Photo credit: Frank.Vassen on VisualHunt.com / CC BY
Regulus ignicapillus (Temminck 1820: Sylvia ignicapilla). Eng. firecrest. Ned. vuurgoudhaantje.
Regulus ignicapillus betekent: goudhaantje met een vuurkleurige kruin (Latijn ignis: vuur, Latijn capillus: haar, hoofdhaar). Voor de vorm vergelijk sylvia atricapilla bij de zwartkop.
Goudhaantjes vallen op door de fraai gekleurde kruinstreep. Bij de vrouwtjes van beide soorten is die vooral geel. Bij de mannetjes oranje of oranjegeel. Bij het vuurgoudhaantje echter heeft het mannetje meestal méér oranje, en het is feller dan bij het goudhaantje, zoals ook de héle vogel sprekender gekleurd is.
Bij het goudhaantjesmannetje noemt Temminck de kruinveren ‘oranjegeel’, bij het vuurgoudhaantjesmannetje ‘zeer vuurkleurig’. Hij ontleent ignicapilla aan Brehm (“M. Brehm, Saxon, a le premier donné des notices sur cette espèce inédite, à laquelle il donne le nom de S. ignicapilla”, I-232, maar in een brief bestreedt Bernhard Meyer dat die van Brehm een aparte soort was, was zelfs categorisch: “Die Sylvia ignicapilla werde ich nie als eine besondere Art anerkennen”, die van Temminck werd later wel erkend).
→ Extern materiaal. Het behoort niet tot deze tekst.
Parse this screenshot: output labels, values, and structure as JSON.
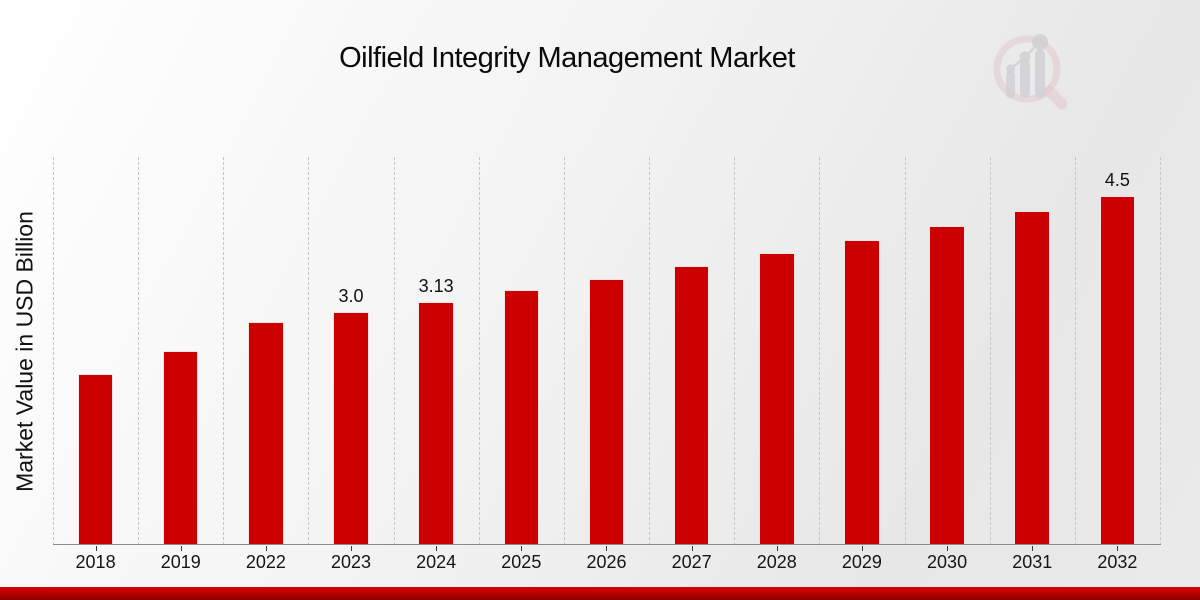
{
  "title": "Oilfield Integrity Management Market",
  "ylabel": "Market Value in USD Billion",
  "colors": {
    "bar": "#cc0000",
    "banner_top": "#d10000",
    "banner_bottom": "#8c0000",
    "gridline": "#c6c6c6",
    "axis": "#8a8a8a",
    "watermark_ring": "#d9a8ad",
    "watermark_bars": "#b5b6bd"
  },
  "icons": {
    "watermark": "magnifier-bar-chart-logo-icon"
  },
  "chart_data": {
    "type": "bar",
    "title": "Oilfield Integrity Management Market",
    "xlabel": "",
    "ylabel": "Market Value in USD Billion",
    "categories": [
      "2018",
      "2019",
      "2022",
      "2023",
      "2024",
      "2025",
      "2026",
      "2027",
      "2028",
      "2029",
      "2030",
      "2031",
      "2032"
    ],
    "values": [
      2.2,
      2.5,
      2.87,
      3.0,
      3.13,
      3.28,
      3.43,
      3.59,
      3.76,
      3.93,
      4.11,
      4.3,
      4.5
    ],
    "bar_labels": [
      "",
      "",
      "",
      "3.0",
      "3.13",
      "",
      "",
      "",
      "",
      "",
      "",
      "",
      "4.5"
    ],
    "ylim": [
      0,
      5
    ],
    "grid": "vertical-dashed",
    "legend": "none",
    "bar_color": "#cc0000"
  }
}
Nog eerder zat het vuurkleurige bij Buffon 1770-1783: bij zijn roitelet, het koninkje, heeft hij het over een witte wenkbrauwstreep en een zwarte oogstreep (de opvallende verschillen met het goudhaantje) en op de tekening is de kruin ‘zeer vuurkleurig’. Brehm kan voor dat vuurrode zijn geïnspireerd door Gesner 1555, al ging het daar eerder om het goudhaantje: “aviculae colore subviridi, verticis colore partim luteo, partim flammeo”, ‘het zijn groenachtige vogeltjes, met de kruin deels geel, deels vuurrood’ (p.696).
Aristoteles had het bij zijn turannos (zie bij het goudhaantje, regulus regulus) over ‘phoinikoun lophon’, een rode kuif. Gezien wat Handrinos 1997 schrijft over het voorkomen in Griekenland van de vroeger zelden onderscheiden goudhaantjes, was Aristoteles mogelijk de eerste die het vuurgoudhaantje had. En anders misschien Aristophanes, ietsje eerder: in zijn stuk ‘De Vogels’ zit in het koor een keblepuris, de naam wordt meestal met vuurkop vertaald. Arnott 2007: door zijn ‘engaging habits’, onder andere dat hij met het kruintje een ware ‘fire-flash’ geeft, was dit mogelijk het vuurgoudhaantje.
-
Enkele andere namen voor het vuurgoudhaantje (de codes zie op Home):
(U) E firecrest, en hét goudhaantje heet in Engeland goldcrest (crest: kam, kuif). Vlaams vuurhaantje, mooi passend bij goudhaantje voor de andere van het duo. Luxemburgs feierkäppchen: vuurkopje. Officieel Pools zniczek: fakkeltje (znicz: kaars, fakkel), volgens Poolse bron een naam voor het kruintje in ópgezette toestand. Spaans clavelet, waarschijnlijk gevormd bij clavel: anjer. Officieel Italiaans fiorrancino (klemtoon op de a): als gewoon woord is het goudsbloem. Italiaans cardinaliéllo: kardinaaltje, voor het rood zoals kardinalen dragen.
(U) Officieel Frans roitelet à triple bandeau: koninkje met een driedubbele haarband (hoofdband), de naam gaat terug op roitelet triple bandeau bij Temminck 1820, zijn Franse naam voor sylvia ignicapilla: “Sur les joues sont trois bandes longitudinales, deux blanches et une noire”, op de wangen heb je drie overlangse banen, twee witte, een zwarte (I-231). De naam van Temminck gaf misschien ook officieel Spaans reyezuelo listado: gestreept koninkje (Spaans rey: koning, lista: streep), hét goudhaantje heet er reyezuelo sencillo: gewoon koninkje, lees: minder versierd, deze naam misschien óók door Temminck, die roitelet ordinaire had: gewoon koninkje (huidig officieel Frans echter is roitelet huppé: gekuifd koninkje).
(G) Frans sisi, een klanknaam, zie dezelfde naam bij het goudhaantje, regulus regulus.
(V) Officieel Duits sommergoldhähnchen, omdat de vogel na de broedtijd wegtrekt, uit Duitsland althans. Hét goudhaantje heet er wintergoldhähnchen, omdat het blijft.